Agentic Testing Loop
Think about that for a minute, it did not just build the model in PSCAD and stop, it built the model, tested the wiring and logic / control signals from end-to-end. It thought about what would prove the model was correct. It picked test cases that exercised the easy bits - a small reference step. The harder bits - limiter saturation. The corner cases - the high-value and low-value gate take-overs that interact with the limiter logic. It ran each one, compared the response to the datasheet’s expected behaviour, and where two tests did not match it iterated.
It was also more rigorous than I would have been. If I had built the AVR myself I would have done a small-signal step, a large-signal step, eyeballed the limiter behaviour, and moved on. The AI did seven test cases and caught a wiring fault in the high-value gate that I would probably not have noticed for weeks.
Summary
Overall the task was a worthwhile experiment, what I try and remember on these kind of activities is a sense of realism, but also forward looking perspective. So its not a case of the AI was amazing, or the AI was crap, but how did it perform generally, and how might it perform in the next 3-6 months. Will it shift how I start doing things on a day-to-day basis. Ai,
Where it did less well was on the boring, easy stuff. It did not check that the model initialised cleanly. It did not run a small-signal sweep across the normal operating envelope. It chased the dramatic edge cases and skipped the obvious ones.

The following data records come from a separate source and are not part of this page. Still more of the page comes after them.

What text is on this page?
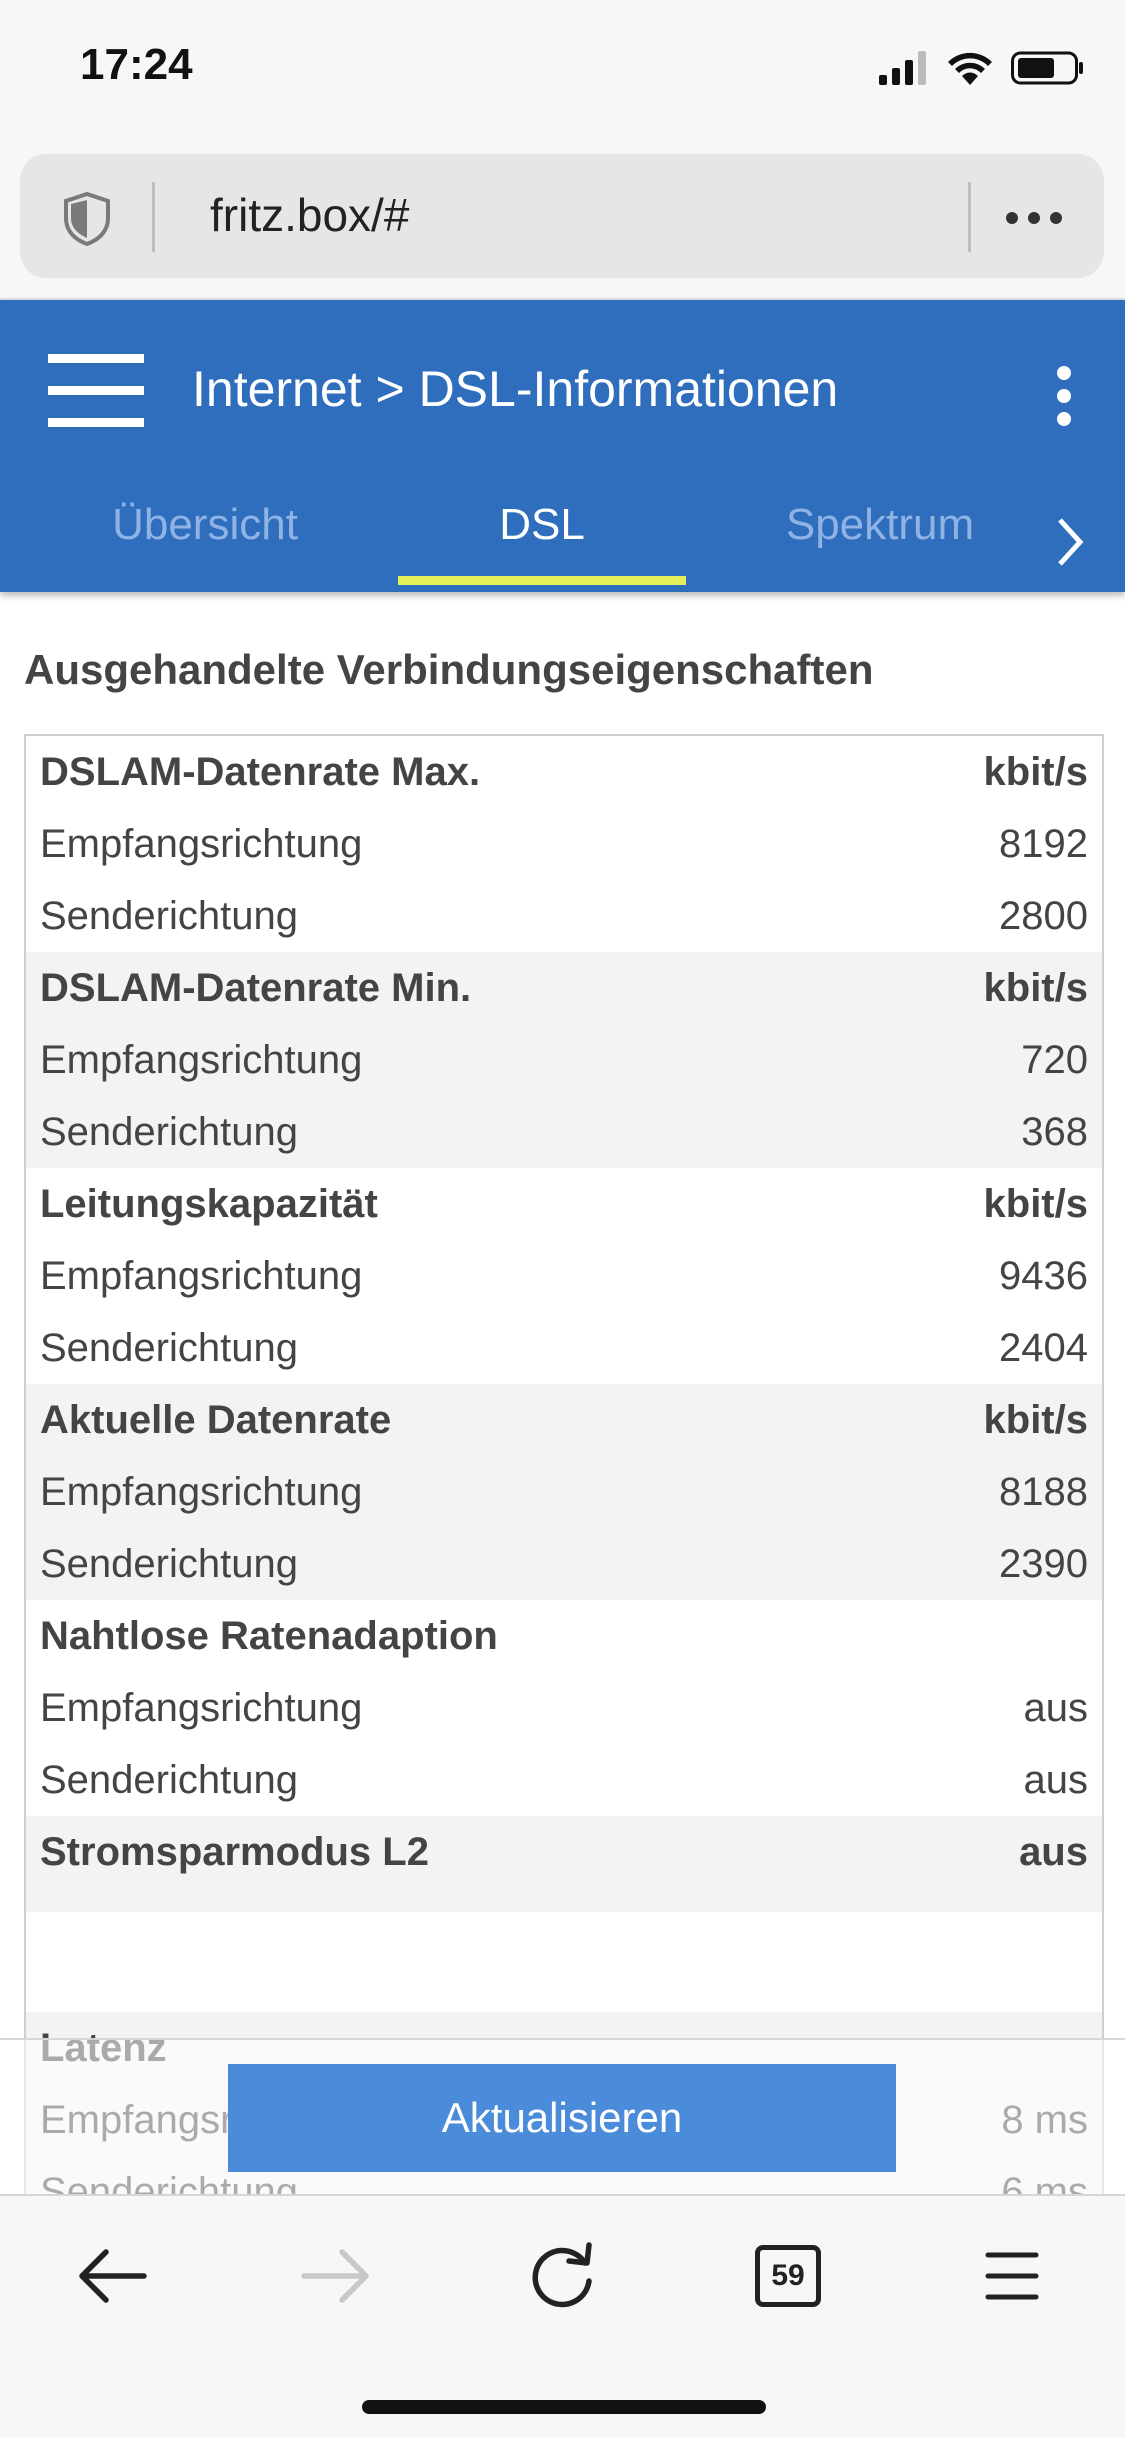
17:24
fritz.box/#
Internet > DSL-Informationen
Übersicht	DSL	Spektrum
Ausgehandelte Verbindungseigenschaften
DSLAM-Datenrate Max.	kbit/s
Empfangsrichtung	8192
Senderichtung	2800
DSLAM-Datenrate Min.	kbit/s
Empfangsrichtung	720
Senderichtung	368
Leitungskapazität	kbit/s
Empfangsrichtung	9436
Senderichtung	2404
Aktuelle Datenrate	kbit/s
Empfangsrichtung	8188
Senderichtung	2390
Nahtlose Ratenadaption
Empfangsrichtung	aus
Senderichtung	aus
Stromsparmodus L2	aus
Aktualisieren
59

On the other hand its visual reasoning with the layout was shocking bad. I had to rewire it, so it was obvious where the signals were going from and to so that I could audit it and check it properly. I suspect this is the issue that a lot of software engineers get upset about. If it is a black box where you cant see and follow what has been done, auditing it and debugging can get very difficult and time consuming.